The Turkish Parliament approved a law regulating the renewable energy market of the country in December, 2010. The new law limits the volume of energy that the State is allowed to buy, besides determining the long-term prices for electricity purchases. However, energy analysts in the country believe that the law will present more obstacles for renewable energy investors than ease the development process. “While Germany is seeking to get 100 per cent of its energy from renewables by 2050 and England aims to reduce carbon emissions to zero, Turkey’s law – a country which has great wind and solar energy potential – should have promoted renewables far more. Instead of support, the law brings limitations to renewable energy production”, observed Prof. Tanay Sidki Uyar, head of the Turkey branch of European Association for Renewables (Eurosolar).

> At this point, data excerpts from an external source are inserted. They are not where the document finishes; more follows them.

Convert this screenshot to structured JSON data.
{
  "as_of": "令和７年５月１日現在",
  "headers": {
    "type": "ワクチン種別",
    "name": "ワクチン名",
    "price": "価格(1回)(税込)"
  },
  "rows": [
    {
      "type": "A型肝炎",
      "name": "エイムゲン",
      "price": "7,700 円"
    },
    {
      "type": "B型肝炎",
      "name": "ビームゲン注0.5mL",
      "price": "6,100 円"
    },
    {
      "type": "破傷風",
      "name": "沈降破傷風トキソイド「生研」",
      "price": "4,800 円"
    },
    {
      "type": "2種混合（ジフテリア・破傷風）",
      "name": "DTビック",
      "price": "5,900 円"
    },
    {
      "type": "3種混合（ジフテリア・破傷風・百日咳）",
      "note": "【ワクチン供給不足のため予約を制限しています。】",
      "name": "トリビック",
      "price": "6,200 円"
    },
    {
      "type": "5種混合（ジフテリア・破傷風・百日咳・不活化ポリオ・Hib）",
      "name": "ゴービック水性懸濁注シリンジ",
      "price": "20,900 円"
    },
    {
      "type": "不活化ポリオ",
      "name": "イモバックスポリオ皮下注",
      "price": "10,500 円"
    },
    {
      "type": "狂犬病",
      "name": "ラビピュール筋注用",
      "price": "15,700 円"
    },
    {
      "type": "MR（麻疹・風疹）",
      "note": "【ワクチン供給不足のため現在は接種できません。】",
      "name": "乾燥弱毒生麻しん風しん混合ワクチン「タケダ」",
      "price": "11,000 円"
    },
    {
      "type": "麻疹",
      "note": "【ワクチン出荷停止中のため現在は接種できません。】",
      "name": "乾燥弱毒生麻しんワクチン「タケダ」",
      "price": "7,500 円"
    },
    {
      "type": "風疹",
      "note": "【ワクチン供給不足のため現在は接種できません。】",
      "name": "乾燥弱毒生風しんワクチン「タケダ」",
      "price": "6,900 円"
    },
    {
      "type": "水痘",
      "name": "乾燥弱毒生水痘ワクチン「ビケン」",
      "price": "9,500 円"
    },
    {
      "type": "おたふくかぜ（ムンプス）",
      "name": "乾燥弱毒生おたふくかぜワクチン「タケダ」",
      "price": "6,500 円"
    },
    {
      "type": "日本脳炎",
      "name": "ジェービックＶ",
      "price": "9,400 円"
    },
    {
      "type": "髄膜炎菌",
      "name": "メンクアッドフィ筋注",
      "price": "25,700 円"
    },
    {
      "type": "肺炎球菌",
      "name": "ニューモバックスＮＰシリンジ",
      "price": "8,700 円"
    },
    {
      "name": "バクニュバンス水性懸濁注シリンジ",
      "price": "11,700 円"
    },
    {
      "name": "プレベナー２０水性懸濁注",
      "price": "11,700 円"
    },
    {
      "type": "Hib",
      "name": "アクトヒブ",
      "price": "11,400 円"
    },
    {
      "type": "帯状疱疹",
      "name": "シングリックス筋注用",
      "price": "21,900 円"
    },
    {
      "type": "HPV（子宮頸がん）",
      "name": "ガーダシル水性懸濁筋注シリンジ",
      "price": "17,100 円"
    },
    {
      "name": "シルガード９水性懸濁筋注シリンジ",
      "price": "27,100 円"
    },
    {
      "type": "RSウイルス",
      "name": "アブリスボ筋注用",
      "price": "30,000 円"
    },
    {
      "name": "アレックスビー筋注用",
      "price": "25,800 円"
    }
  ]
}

But the investors’ biggest concern is the feed-in tariff set by the Parliament. The law limits the total production of licensed solar energy companies to 600 MW annually until Dec. 31, 2013, and authorises the Cabinet to determine the limits afterwards. In addition, the law guarantees a price of $7.3 cents per kilowatt-hour for energy from waste products and solar energy. These rates are said to be very low for a country that needs to work harder to tap into its vast renewable resources, especially in solar and wind. According to market analysts and solar developers, the solar industry in Turkey could become one of the biggest in the world if the government offered the industry appropriate regulatory and financial support as Germany and Spain have done.
“We have enacted a law that will create jobs and encourage industrialists in new sectors,” said Turkish Energy and Natural Resources Minister Taner Yıldız.